Inside Patagonia’s Content Machine

Patagonia isn’t like other brands. Its eccentric founder, Yvon Chouinard, and the company’s shocking marketing campaigns, which have gone as far as telling people not to buy its products because of their impact on the environment, proves that Patagonia isn’t about following the norm.   

Patagonia has long gone its own way in marketing its products. Before “brands as publishers” was a catchphrase, Patagonia dedicated 50 percent of the pages in its print catalogs to product-free, long-form essays.

And with the advent of the Internet, Patagonia has been busy adapting its idiosyncratic approach to the digital world. In 2005, it started “The Cleanest Line,” a blog that focuses on sports and environmental issues that resonate with its outdoor enthusiast customers, on It is now adapting this approach to the world of shareable content, making a big splash on Tumblr, where it operates blogs on climbing, fly fishing, skiing and snowboarding, surfing and trail running. Athletes from each sport create content. Right now, climbers in South America are feeding photos to “The Cleanest Line” and Tumblr.

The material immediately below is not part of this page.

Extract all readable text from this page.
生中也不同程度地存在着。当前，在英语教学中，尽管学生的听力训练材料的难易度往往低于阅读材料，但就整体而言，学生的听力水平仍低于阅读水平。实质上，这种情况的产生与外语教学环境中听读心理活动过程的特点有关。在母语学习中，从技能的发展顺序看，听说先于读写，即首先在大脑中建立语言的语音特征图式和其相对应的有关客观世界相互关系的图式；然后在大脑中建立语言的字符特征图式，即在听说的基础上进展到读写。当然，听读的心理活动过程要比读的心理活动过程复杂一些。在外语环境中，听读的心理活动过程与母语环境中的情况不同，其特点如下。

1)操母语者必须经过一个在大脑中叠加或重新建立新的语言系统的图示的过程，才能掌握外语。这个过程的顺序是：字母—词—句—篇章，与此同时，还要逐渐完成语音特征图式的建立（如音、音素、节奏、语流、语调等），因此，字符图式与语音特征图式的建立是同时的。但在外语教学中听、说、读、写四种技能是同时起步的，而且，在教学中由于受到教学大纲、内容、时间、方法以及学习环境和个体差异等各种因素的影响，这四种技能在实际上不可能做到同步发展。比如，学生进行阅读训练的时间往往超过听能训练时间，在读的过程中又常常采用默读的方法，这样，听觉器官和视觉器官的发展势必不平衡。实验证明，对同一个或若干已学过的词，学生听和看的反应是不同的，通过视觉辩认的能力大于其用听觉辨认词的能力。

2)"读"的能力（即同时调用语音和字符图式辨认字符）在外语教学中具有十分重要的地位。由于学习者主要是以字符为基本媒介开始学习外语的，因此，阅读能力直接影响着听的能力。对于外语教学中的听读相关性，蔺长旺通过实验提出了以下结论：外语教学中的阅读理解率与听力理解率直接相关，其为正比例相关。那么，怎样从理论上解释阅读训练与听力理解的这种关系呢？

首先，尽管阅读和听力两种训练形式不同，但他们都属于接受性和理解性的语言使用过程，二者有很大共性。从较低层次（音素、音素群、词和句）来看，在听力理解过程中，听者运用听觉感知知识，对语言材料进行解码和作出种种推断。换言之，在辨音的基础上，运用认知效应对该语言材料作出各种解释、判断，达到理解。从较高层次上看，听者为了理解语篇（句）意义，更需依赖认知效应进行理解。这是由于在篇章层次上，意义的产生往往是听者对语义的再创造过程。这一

“Our content stays away from the hard sell,” said Bill Boland, Patagonia’s digital creative director. “But we are finding that our customers are interested in talking about our products. Even with the climbers out at Patagonia, customers want to know what gear they are wearing, what works for them and what does not, so that is something we are looking into for the future.”

Many brands feel like they are faced with a dilemma: They can either make great content or try to sell products. Boland doesn’t see it that way. He sees great content and conversations around products as something that naturally occurs, without the need for marketers to be so heavy-handed.

Patagonia is unique too in its willingness to take a stand. Jonah Peretti, CEO of BuzzFeed, has said that many brands struggle in content because they lack a point of view. That’s clearly not the case with Patagonia. In fact, it’s willing to take political stances, something the overwhelming majority of brands would run from as fast as their feet could take them.

A recent campaign, “I Vote for the Environment,” asked customers to register to vote and learn about candidates’ environmental records. The point was to sway its customers’ voting toward the most environmentally minded candidates. The brand promoted the hashtag #becauseilove and encouraged people to tweet why and how they are voting for the environment. To support the effort, Patagonia had photo booths in its stores where people could take a photo holding up a sign explaining why and how they are voting for the environment, and the photos were shared on Twitter. About 110,000 consumers registered to vote as a result of this campaign. Also, there were nearly 9,000 #becauseilove tweets, almost 4,000 people took pictures in Patagonia stores and shared them on Twitter, and the effort garnered almost 12 million total impressions.

“At this point, I do feel like we’ve got our content strategy figured out,” said Boland. “We’re just trying to figure out operationally how we should be going about planning our content strategy. Currently, it’s very organic, and I’d like for it to get to a point where it’s more formalized, much like a newsroom is run. This way we know what’s coming, and we could even put together an editorial calendar. We need more structure.”

To do that, Boland has a team of 10. There are developers, designers and an editor in chief. He’s currently looking to hire a social media manager. Patagonia does not rely on outside agencies for any of its marketing, another unique aspect of its approach. “By doing things ourselves, we are just removing the layers,” Boland said.

Patagonia also thumbs its nose at the current obsession with analytics. Boland thinks that if you allow the metrics to be your only guide, you’re setting yourself up for disaster. Instead, he preaches the long view.

“Proving ROI isn’t a big challenge,” he said. “Our biggest challenge is that we have more content than we could possibly publish, which makes it hard to figure out what gets in and what does not.”

But it does let metrics point it in new directions for its content. It noticed customers speaking quite a bit about the old Patagonia gear that’s still usable. This is obviously a big part of the brand’s message, so it made a new Tumblr to capture customer stories about their old gear. The most recent post comes from Catherine Cullinane from Kelly, Wyo., who bought a Patagonia fleece in 1981 and is still making use of it.

“Going forward, we’ll be focusing on becoming more efficient in communicating with people in real time,” Boland said. “It gives you a better sense of what customers want and the types of conversation they are willing to have.”